Successful Thrombolytic Therapy With Recombinant Tissue Plasminogen Activator in Ischemic Stroke After Idarucizumab Administration for Reversal of Dabigatran

A Case Report

Toshiyuki Ohtani; Ryosuke Sintoku; Tasuku Yajima; Naoyuki Kaneko

Disclosures

J Med Case Reports. 2019;13(390) 

In This Article

Discussion

We report a case of a patient with acute lacunar stroke causing dysarthria and hemiparesis who was successfully treated by IVT therapy with rt-PA after reversal of dabigatran with idarucizumab.

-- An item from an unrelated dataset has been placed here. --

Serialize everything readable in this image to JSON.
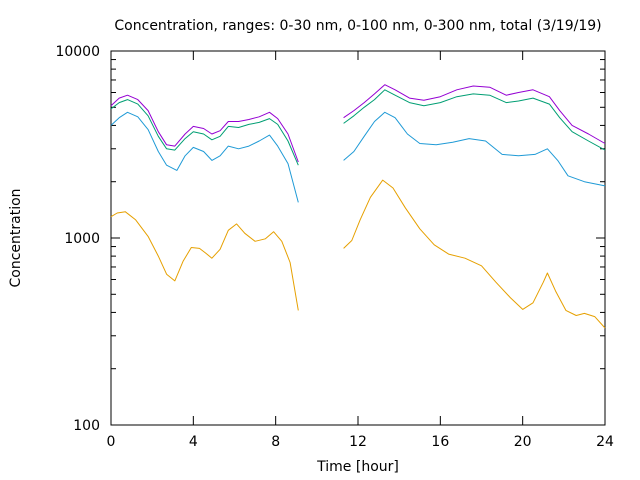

DOACs have been increasingly used for stroke prevention in patients with NVAF. Dabigatran is one of the major DOACs acting as a direct thrombin inhibitor. Idarucizumab is a humanized monoclonal antibody fragment and is now available as the specific antidote that rapidly neutralizes the anticoagulant effect of dabigatran.[4] IVT therapy with rt-PA has been proposed after using idarucizumab in patients with acute ischemic stroke who are receiving dabigatran,[2,3] and a few articles have reported case studies and systematic reviews.[5–7] In a study that reviewed intravenous thrombolysis in stroke after dabigatran reversal with idarucizumab, 45 of 55 cases benefited from the treatment with a median NIHSS score improvement of 5, whereas unfavorable outcomes were observed in 6 patients (4 deaths, 2 patients with worsening of NIHSS scores, and 1 patient who developed another stroke 30 hours after the first IVT therapy).[7] In that review, in the available data of 37 patients, 56.76% of patients had grades 0–2 on the modified Rankin Scale at follow-up; hemorrhage extension occurred in 4 patients that ultimately resulted in 1 asymptomatic patient, 1 with severe disability, and 2 deaths. Thus, real-world data seem to indicate that this treatment is safe and effective.[7]

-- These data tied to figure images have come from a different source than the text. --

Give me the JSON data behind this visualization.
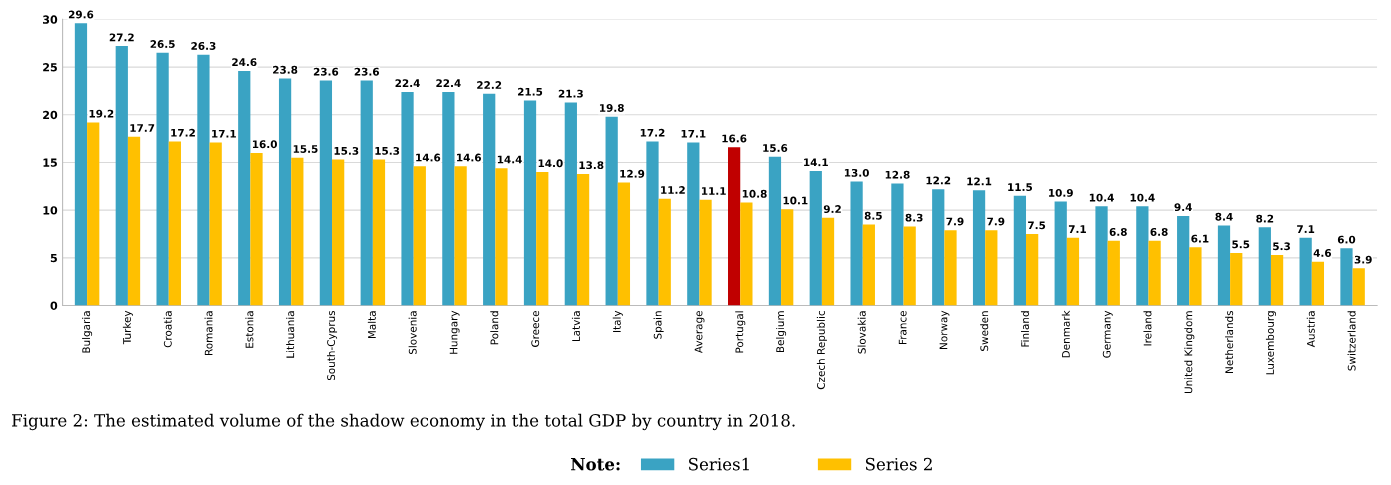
{
  "chart_data": {
    "type": "bar",
    "categories": [
      "Bulgaria",
      "Turkey",
      "Croatia",
      "Romania",
      "Estonia",
      "Lithuania",
      "South-Cyprus",
      "Malta",
      "Slovenia",
      "Hungary",
      "Poland",
      "Greece",
      "Latvia",
      "Italy",
      "Spain",
      "Average",
      "Portugal",
      "Belgium",
      "Czech Republic",
      "Slovakia",
      "France",
      "Norway",
      "Sweden",
      "Finland",
      "Denmark",
      "Germany",
      "Ireland",
      "United Kingdom",
      "Netherlands",
      "Luxembourg",
      "Austria",
      "Switzerland"
    ],
    "series": [
      {
        "name": "Series1",
        "color": "#3aa3c3",
        "value_labels": [
          "29.6",
          "27.2",
          "26.5",
          "26.3",
          "24.6",
          "23.8",
          "23.6",
          "23.6",
          "22.4",
          "22.4",
          "22.2",
          "21.5",
          "21.3",
          "19.8",
          "17.2",
          "17.1",
          "16.6",
          "15.6",
          "14.1",
          "13.0",
          "12.8",
          "12.2",
          "12.1",
          "11.5",
          "10.9",
          "10.4",
          "10.4",
          "9.4",
          "8.4",
          "8.2",
          "7.1",
          "6.0"
        ],
        "colors": [
          "#3aa3c3",
          "#3aa3c3",
          "#3aa3c3",
          "#3aa3c3",
          "#3aa3c3",
          "#3aa3c3",
          "#3aa3c3",
          "#3aa3c3",
          "#3aa3c3",
          "#3aa3c3",
          "#3aa3c3",
          "#3aa3c3",
          "#3aa3c3",
          "#3aa3c3",
          "#3aa3c3",
          "#3aa3c3",
          "#c00000",
          "#3aa3c3",
          "#3aa3c3",
          "#3aa3c3",
          "#3aa3c3",
          "#3aa3c3",
          "#3aa3c3",
          "#3aa3c3",
          "#3aa3c3",
          "#3aa3c3",
          "#3aa3c3",
          "#3aa3c3",
          "#3aa3c3",
          "#3aa3c3",
          "#3aa3c3",
          "#3aa3c3"
        ],
        "values": [
          29.6,
          27.2,
          26.5,
          26.3,
          24.6,
          23.8,
          23.6,
          23.6,
          22.4,
          22.4,
          22.2,
          21.5,
          21.3,
          19.8,
          17.2,
          17.1,
          16.6,
          15.6,
          14.1,
          13.0,
          12.8,
          12.2,
          12.1,
          11.5,
          10.9,
          10.4,
          10.4,
          9.4,
          8.4,
          8.2,
          7.1,
          6.0
        ]
      },
      {
        "name": "Series 2",
        "color": "#ffc000",
        "value_labels": [
          "19.2",
          "17.7",
          "17.2",
          "17.1",
          "16.0",
          "15.5",
          "15.3",
          "15.3",
          "14.6",
          "14.6",
          "14.4",
          "14.0",
          "13.8",
          "12.9",
          "11.2",
          "11.1",
          "10.8",
          "10.1",
          "9.2",
          "8.5",
          "8.3",
          "7.9",
          "7.9",
          "7.5",
          "7.1",
          "6.8",
          "6.8",
          "6.1",
          "5.5",
          "5.3",
          "4.6",
          "3.9"
        ],
        "values": [
          19.2,
          17.7,
          17.2,
          17.1,
          16.0,
          15.5,
          15.3,
          15.3,
          14.6,
          14.6,
          14.4,
          14.0,
          13.8,
          12.9,
          11.2,
          11.1,
          10.8,
          10.1,
          9.2,
          8.5,
          8.3,
          7.9,
          7.9,
          7.5,
          7.1,
          6.8,
          6.8,
          6.1,
          5.5,
          5.3,
          4.6,
          3.9
        ]
      }
    ],
    "ylim": [
      0,
      30
    ],
    "yticks": [
      0,
      5,
      10,
      15,
      20,
      25,
      30
    ],
    "grid": "y",
    "legend": "bottom",
    "annotations": [
      "Figure 2: The estimated volume of the shadow economy in the total GDP by country in 2018.",
      "Note:"
    ]
  }
}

During administration of IVT therapy with rt-PA after reversal of dabigatran with idarucizumab, the possibilities of adverse events such as thrombosis and hemorrhage and deterioration in clinical condition need to be borne in mind. Some reports have described thrombotic complications such as deep vein thrombosis,[5] pulmonary embolism,[5] acute arterial occlusion of the right lower limb,[8] recurrence of ischemic stroke,[7,9] and cerebral edema.[7,10] Furthermore, extension of hemorrhage may cause fatal outcomes.[11,12] A report suggested that elderly Asian patients with higher NIHSS scores might be more susceptible to extension of hemorrhage.[12] However, these reports are still preliminary, and there are no data from large-scale clinical trials.

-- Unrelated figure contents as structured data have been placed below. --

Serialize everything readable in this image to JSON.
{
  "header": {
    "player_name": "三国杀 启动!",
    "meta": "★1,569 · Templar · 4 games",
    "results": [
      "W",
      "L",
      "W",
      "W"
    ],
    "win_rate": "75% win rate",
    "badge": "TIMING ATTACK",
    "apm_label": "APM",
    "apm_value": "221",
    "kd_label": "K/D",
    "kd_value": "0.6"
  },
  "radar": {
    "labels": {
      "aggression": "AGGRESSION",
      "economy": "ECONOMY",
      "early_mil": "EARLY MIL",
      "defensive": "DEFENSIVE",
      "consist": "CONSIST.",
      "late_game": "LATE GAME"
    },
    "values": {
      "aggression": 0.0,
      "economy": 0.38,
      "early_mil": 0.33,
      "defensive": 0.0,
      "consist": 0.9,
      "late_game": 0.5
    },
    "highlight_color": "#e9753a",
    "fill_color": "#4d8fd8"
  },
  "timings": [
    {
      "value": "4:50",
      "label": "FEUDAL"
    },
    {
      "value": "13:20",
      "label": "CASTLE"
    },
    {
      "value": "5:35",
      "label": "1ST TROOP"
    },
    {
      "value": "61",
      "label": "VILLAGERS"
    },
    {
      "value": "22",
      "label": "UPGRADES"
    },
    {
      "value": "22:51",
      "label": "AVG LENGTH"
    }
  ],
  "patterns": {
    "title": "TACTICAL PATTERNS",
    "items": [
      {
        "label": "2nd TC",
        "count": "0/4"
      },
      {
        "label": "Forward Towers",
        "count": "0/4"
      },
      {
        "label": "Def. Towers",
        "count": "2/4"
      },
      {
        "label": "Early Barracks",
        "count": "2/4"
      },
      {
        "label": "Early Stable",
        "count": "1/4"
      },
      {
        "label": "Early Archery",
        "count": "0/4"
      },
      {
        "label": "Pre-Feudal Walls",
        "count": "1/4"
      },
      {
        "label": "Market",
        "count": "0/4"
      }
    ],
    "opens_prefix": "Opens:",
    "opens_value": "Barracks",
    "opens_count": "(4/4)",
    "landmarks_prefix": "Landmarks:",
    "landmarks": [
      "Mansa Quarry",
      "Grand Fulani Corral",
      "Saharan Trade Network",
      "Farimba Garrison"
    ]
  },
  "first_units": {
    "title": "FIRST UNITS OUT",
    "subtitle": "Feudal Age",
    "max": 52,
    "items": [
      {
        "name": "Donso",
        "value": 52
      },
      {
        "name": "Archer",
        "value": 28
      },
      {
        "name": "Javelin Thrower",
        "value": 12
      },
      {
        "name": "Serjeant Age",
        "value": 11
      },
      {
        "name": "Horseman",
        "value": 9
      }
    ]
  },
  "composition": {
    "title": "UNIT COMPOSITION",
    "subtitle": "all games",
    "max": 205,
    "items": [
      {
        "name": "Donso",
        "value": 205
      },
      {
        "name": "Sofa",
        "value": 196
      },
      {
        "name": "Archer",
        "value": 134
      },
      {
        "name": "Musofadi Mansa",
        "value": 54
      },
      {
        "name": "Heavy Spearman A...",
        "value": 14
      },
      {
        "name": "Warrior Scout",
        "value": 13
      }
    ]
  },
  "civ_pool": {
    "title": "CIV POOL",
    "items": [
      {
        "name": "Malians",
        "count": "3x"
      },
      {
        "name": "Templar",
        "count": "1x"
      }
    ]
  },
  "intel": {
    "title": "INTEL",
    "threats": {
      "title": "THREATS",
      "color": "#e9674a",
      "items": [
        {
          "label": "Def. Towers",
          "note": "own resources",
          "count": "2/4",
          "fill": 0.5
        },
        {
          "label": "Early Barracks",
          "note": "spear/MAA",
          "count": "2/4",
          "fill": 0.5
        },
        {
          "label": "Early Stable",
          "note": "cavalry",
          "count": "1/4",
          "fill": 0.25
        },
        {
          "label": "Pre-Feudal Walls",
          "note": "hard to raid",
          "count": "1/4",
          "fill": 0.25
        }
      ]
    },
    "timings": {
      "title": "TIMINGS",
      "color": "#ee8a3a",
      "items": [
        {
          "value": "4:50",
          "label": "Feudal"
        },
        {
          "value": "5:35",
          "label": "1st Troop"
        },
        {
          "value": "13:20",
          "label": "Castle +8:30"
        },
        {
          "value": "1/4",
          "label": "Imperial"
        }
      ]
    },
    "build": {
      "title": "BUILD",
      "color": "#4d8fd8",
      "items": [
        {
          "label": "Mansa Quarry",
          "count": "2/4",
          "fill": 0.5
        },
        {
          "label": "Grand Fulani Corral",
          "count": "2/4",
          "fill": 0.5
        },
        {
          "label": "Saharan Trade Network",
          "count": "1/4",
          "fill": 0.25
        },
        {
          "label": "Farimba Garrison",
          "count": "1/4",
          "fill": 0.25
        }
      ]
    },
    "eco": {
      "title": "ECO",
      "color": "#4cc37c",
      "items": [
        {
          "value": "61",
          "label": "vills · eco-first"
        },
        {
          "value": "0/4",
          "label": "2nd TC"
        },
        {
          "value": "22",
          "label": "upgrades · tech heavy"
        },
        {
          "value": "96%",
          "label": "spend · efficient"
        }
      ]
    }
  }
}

Consideration also needs to be given to the fact that the studies with positive data are more easily published than those with negative data. Large-scale trials on IVT therapy with rt-PA after reversal of dabigatran with idarucizumab in acute ischemic stroke should be carried out with regard to unfavorable outcomes such as thrombotic events, hemorrhagic transformation, and mortality to further explore potential concerns regarding safety and efficacy of this treatment.

In our patient's case, the significantly prolonged aPTT at the initial blood examination was immediately normalized, and the IVT therapy could be continued upon confirming dramatic reduction of the aPTT just after initiation of the rt-PA infusion, even though we had planned to terminate the IVT therapy if the aPTT was still prolonged.[3] We emphasize that, though this IVT therapy was carried out in an Asian woman just before the end of the recommended time limit, it was performed safely and resulted in a satisfactory outcome. We believe that this case report provides useful information regarding patients with acute ischemic stroke, including those with lacunar infarcts who are receiving dabigatran.